FIG. 7 is a perspective view of a magnetic disk device equipped with a magnetic head slider of the present invention.

[Explanation of symbols]

1, 4, 7 Slider 2 Magnetic head element 3, 6, 11 Modification treatment layer 5 Protective film 8 SiO ₂ protective film 9 C protective film 10 Si protective film 12 MR type magnetic head 13 Magnetic disk 14 Magnetic head 15 Voice coil motor 16 Support spring

 ─────────────────────────────────────────────────── ─── Continuation of the front page (72) Inventor Iwa Matsuyama 2880 Kokufu, Odawara, Kanagawa Stock Company Hitachi Storage Systems Division (72) Inventor Shuichi Kojima 2880, Kokuzu, Odawara, Kanagawa Hitachi Storage Co., Ltd. System Division

Claims (11)

[Claims] 1. A magnetic head slider having a magnetic head element attached to one side of the slider, wherein a surface of the slider facing the recording medium is provided with an ion-implanted modification layer. A magnetic head slider characterized by. 2. A magnetic head slider having a magnetic head element attached to one side of a slider, wherein a protective film is adhered to a surface of the slider surface facing a recording medium, and the entire protective film and the protective film adhered surface.

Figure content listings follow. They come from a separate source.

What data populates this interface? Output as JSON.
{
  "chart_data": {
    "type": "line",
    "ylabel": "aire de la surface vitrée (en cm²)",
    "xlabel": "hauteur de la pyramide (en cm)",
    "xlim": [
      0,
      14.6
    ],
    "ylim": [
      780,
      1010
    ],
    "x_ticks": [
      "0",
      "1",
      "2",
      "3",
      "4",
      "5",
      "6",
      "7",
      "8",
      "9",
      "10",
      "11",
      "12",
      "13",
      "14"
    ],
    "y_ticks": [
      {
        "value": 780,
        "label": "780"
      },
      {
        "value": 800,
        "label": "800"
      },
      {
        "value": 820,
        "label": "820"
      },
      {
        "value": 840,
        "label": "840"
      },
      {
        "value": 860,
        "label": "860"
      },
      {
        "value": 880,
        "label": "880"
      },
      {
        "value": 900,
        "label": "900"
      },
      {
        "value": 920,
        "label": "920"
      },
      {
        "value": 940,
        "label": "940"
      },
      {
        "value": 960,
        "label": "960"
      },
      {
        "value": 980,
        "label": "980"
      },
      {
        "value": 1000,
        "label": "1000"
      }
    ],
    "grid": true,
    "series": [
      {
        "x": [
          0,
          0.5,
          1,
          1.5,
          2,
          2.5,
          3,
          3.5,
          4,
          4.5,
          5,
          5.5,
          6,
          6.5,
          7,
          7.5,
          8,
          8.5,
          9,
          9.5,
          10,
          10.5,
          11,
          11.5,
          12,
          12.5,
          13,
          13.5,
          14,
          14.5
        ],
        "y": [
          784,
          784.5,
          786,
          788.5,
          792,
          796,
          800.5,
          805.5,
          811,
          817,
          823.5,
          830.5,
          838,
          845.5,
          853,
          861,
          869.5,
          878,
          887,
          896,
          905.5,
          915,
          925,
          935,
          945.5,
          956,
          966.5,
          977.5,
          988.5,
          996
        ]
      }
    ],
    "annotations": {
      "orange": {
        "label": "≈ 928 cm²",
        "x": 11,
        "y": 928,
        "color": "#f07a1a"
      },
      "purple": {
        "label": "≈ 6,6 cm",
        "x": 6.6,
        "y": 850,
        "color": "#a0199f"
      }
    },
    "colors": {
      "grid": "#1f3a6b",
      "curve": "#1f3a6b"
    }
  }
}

A magnetic head slider, characterized in that a modified treatment layer subjected to an ion implantation treatment is formed on a surface of the slider in the vicinity thereof. 3. The magnetic head slider according to claim 1, wherein the modification treatment layer is also formed on a surface layer portion of the magnetic head element on the recording medium side. 4. The magnetic head slider according to claim 1, wherein the modification treatment layer has an acceleration voltage of 5 to 50 kV.
A magnetic head slider, which is a layer ion-implanted under the conditions. 5. The magnetic head slider according to claim 1, wherein the elements to be ion-implanted into the modified layer are N, H, Ar, Ne, O, B, Si, Cr, Ti,
A magnetic head slider characterized by being one of Hf, Mo, and W. 6. The magnetic head slider according to claim 1 or 2, wherein the depth distribution of the element introduced by the ion implantation is 2 from the slider surface or the protective film surface.
A magnetic head slider having a distribution having a maximum value in a deep layer of nm to 40 nm. 7. The magnetic head slider according to claim 1, wherein the slider is MnZn, NiZn, A.
A magnetic head slider comprising any one of 1 ₂ O ₃ —TiC, CaTiO ₃ , and ZrO ₂ . 8. The magnetic head slider according to claim 1 or 2, wherein the protective film is SiO ₂ , C, Si, BN.
1-layer structure composed of either or SiO _2,,
A magnetic head slider having a laminated structure in which a plurality of types of C, Si and BN are laminated. 9. A magnetic recording device equipped with the magnetic head slider according to claim 1. 10. A slider having a magnetic head element attached to one side is heated to 100 to 500 ° C., and 1 × 1 is formed on the surface of the slider facing the recording medium.
A method of manufacturing a magnetic head slider, which comprises implanting an atomic weight in the range of 0 ¹⁵ to 1 × 10 ¹⁹ ions / cm ² to form a modified treatment layer on the recording medium side surface of the slider. 11. A slider having a magnetic head element attached to one side thereof, a protective film is adhered to a surface of the slider facing the recording medium, and then the slider is heated to 100 to 500.degree. At the same time, an atomic weight of 1 × 10 ¹⁵ to 1 × 10 ¹⁹ ions / cm ² is ion-implanted into the surface of the protective film, and a modification treatment layer is formed on the entire surface of the protective film and the slider surface near the protective film adhesion surface. Of manufacturing a magnetic head slider for forming a magnetic field.